LAUSR

Hyperspectral remote sensing images (HRSIs) contain rich spectral information, and an HRSIs feature extraction method, i.e., higher-order spectra linear discriminant analysis (HOS-LDA) subspace method, is presented, which demonstrates that the calculation of HOS is a kernel mapping with the inner product of HOS as the kernel function and uses linear discriminant analysis (LDA) to extract the HOS feature (HOSF) from the HOS of the spectral pixels of HRSIs according to a presented strategy of kernel space methods. To verify the efficiency of the deep feature of HOSF, a two-branch convolutional neural network (CNN), i.e., Two-CNNHOSF-spa, is designed with each branch fed with HOSF and spatial feature, respectively. A 3D-CNN, i.e., spatial-higher-order spectra-spectral (spa-hos-spe) 3D-CNN, is designed, which is fed with the spa-hos-spe feature to evaluate the deep joint spa-hos-spe feature.
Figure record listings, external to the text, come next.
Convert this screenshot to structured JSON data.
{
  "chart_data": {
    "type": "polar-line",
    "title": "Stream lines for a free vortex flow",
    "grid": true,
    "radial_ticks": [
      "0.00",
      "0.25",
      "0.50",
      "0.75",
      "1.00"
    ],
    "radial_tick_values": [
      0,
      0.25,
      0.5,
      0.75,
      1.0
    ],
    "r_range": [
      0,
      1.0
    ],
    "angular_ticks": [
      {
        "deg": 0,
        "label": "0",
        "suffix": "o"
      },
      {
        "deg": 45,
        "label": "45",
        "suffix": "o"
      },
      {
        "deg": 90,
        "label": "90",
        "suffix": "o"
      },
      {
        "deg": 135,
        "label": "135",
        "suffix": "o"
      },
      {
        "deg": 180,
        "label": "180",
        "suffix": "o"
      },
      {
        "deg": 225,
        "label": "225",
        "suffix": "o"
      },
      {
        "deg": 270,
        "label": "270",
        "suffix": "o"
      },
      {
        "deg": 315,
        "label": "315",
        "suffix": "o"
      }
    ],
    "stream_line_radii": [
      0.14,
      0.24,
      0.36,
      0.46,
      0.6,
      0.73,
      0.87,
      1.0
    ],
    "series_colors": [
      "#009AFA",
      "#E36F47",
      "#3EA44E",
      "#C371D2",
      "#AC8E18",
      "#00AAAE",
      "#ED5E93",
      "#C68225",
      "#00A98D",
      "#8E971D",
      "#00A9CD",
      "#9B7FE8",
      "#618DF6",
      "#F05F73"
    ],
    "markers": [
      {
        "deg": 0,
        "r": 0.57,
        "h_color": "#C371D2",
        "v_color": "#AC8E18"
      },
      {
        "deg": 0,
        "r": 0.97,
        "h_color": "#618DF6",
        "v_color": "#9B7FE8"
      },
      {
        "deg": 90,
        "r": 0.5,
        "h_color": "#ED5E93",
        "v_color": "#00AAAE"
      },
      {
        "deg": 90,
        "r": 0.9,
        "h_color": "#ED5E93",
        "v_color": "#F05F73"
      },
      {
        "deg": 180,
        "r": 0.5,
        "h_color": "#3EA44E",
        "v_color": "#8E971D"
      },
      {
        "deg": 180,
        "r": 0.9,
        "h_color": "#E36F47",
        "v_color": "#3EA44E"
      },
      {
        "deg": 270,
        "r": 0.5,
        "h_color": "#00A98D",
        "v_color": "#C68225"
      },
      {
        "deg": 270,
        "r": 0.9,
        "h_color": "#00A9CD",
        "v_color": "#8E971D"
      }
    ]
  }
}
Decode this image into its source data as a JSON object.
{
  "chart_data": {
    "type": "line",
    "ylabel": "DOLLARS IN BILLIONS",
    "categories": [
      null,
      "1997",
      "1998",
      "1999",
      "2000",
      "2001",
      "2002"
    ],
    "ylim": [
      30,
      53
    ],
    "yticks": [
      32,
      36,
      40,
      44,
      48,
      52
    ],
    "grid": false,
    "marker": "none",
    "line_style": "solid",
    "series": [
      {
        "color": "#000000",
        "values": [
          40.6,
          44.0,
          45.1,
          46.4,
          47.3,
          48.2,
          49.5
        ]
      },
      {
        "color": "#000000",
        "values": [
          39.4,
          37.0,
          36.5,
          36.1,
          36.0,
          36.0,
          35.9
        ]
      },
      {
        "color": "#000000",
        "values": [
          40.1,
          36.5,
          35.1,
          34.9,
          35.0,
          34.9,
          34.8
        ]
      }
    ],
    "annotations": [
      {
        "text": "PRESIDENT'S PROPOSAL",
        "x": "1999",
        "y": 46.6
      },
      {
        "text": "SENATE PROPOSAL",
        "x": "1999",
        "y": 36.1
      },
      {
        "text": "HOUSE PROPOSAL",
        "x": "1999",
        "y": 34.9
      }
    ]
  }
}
The experimental results of three measured HRSIs show that: the presented HOS-LDA method has improved the classification rates compared with the LDA, spectral regression discriminant analysis (SRDA), kernel LDA (KLDA) methods by using support vector machine (SVM), Bayesian, and ${K}$ -nearest neighbor ( ${K}$ -NN) classifiers, which shows the efficiency of the presented HOSF; the presented Two-CNNHOSF-spa outperforms the two-branch CNN fed with spectral and spatial features and the two-branch CNNs fed with LDA, SRDA, and KLDA extracted feature and spatial feature, which verifies the effectiveness of the deep HOSF; the presented spa-hos-spe 3D-CNN outperforms the 3D-CNN fed with spatial-spectral (spa-spe) feature, which shows that the deep spa-hos-spe feature is better than the deep spa-spe feature.